-The market's full of smells you don't get in the city. It's the smell of
work and rich soil and humous. It smells like simple, plentiful life. You'll
like it when we get to the berry tarts my friend Johanna makes. Every Friday
night—from the first of the rhubarb to the last of the pumpkins—she's up
til 3 in the morning and then awake again at 6 to get the baking done. Imagine
working that hard at something. Call me Alice, won't you?
-Man, it must be a hundred degrees out here. I wish I'd worn a hat like
yours. I like how the straw makes your face sparkle. You had three kids and
a husband in a beige city. Still you managed to write your first collection
of stories, some of the most powerful stories by anyone, any time.
-Well, my girls would nap—
-Jesus, Alice. I'm so sick of that anecdote. Can't you give me something
better? More honest? Something that doesn't make us all feel like slugs?
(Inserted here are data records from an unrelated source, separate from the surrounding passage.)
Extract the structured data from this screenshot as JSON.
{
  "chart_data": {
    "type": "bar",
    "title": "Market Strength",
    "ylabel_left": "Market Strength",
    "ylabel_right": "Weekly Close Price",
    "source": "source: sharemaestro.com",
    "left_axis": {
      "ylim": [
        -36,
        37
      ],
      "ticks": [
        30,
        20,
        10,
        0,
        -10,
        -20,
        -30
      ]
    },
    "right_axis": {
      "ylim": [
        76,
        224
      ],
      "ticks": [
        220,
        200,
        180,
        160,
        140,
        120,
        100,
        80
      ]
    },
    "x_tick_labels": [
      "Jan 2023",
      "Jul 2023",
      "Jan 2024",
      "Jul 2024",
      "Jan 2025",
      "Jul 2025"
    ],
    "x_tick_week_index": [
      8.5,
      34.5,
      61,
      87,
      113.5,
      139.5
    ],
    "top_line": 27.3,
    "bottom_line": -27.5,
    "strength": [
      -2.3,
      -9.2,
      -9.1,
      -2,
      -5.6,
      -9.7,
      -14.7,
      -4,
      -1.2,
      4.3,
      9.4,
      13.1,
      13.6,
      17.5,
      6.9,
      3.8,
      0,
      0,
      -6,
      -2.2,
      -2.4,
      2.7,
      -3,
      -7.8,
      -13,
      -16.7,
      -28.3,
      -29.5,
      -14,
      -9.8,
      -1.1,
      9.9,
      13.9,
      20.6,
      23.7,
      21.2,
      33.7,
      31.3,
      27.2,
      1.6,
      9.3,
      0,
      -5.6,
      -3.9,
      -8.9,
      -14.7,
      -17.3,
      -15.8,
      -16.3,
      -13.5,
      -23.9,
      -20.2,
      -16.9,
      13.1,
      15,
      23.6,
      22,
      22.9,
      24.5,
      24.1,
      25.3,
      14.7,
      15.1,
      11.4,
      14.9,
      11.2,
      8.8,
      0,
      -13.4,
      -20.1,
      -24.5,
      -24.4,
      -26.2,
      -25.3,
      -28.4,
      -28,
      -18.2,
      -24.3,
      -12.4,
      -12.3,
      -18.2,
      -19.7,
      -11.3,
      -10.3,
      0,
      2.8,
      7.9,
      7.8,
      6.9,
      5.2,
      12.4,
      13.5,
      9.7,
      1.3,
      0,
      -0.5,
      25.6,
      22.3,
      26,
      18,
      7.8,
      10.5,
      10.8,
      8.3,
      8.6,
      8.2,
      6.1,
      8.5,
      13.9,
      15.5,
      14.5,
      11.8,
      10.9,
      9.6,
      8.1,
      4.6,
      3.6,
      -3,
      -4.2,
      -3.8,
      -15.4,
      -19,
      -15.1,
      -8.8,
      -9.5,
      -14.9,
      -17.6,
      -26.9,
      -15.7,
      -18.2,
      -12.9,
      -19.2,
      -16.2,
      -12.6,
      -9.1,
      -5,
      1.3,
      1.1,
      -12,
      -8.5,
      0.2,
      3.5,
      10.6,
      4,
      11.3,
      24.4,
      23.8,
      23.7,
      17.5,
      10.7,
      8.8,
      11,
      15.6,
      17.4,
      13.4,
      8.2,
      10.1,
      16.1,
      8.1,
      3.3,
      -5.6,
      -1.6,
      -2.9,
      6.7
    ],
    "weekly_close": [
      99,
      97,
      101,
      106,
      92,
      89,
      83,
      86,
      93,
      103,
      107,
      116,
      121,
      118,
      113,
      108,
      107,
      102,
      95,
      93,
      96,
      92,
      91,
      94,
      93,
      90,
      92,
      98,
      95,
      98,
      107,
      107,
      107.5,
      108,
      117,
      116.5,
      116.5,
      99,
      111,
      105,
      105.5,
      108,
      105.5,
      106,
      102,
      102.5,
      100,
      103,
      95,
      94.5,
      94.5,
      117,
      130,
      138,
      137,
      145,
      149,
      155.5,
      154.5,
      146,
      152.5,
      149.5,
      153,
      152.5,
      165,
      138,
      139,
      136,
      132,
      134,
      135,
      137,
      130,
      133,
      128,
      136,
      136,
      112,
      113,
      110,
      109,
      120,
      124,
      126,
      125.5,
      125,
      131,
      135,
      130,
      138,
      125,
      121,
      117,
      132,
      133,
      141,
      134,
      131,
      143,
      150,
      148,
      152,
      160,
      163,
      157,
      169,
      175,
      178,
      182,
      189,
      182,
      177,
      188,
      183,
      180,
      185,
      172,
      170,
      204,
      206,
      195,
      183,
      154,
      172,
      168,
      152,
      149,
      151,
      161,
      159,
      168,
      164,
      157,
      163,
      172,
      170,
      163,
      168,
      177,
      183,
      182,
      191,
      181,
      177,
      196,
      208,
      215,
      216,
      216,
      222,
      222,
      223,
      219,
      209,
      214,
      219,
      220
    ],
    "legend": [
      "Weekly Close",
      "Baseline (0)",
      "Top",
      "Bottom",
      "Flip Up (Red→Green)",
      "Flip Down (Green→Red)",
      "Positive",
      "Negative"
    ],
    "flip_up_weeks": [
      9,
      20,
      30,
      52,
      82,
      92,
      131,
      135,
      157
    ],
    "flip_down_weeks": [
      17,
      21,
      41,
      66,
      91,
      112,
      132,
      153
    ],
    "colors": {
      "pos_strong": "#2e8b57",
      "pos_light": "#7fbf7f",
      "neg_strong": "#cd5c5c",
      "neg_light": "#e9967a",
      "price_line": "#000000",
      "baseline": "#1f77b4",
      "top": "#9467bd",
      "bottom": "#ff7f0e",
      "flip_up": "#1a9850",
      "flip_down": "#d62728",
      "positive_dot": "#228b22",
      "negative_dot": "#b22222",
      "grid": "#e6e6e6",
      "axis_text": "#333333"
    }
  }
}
When I started to write stories, coping with a bipolar pregnancy full of
worry and woe—in my mid-thirties and blooming late in all regards—I read
that you'd written Dance of the Happy Shades while they slept. I
took comfort. Well, I thought, that seems okay. The baby will sleep and I'll
get at it, I'll write the best of my prose, full of deep feelings and great
details. It will be a lovely internal time. And then I'll be patient when
the baby wakes up, because I'll have had creative fulfillment for the couple
of hours, peace, and then I'll dance with baby around the kitchen singing
Supremes songs with 'baby' in the lyrics. Art heals, you bet, and I anticipated
this new, better life, its riches.
Anyway. One critic says you are able to compress without miniaturizing. Comment?
-Here, have a plum. This will knock your socks off. Bernie gets these off
a tree planted by his great great grandfather, Jeremiah Glover. He's given
everybody grafts, but no one's plums taste quite as earthy and sweet as Bernie's.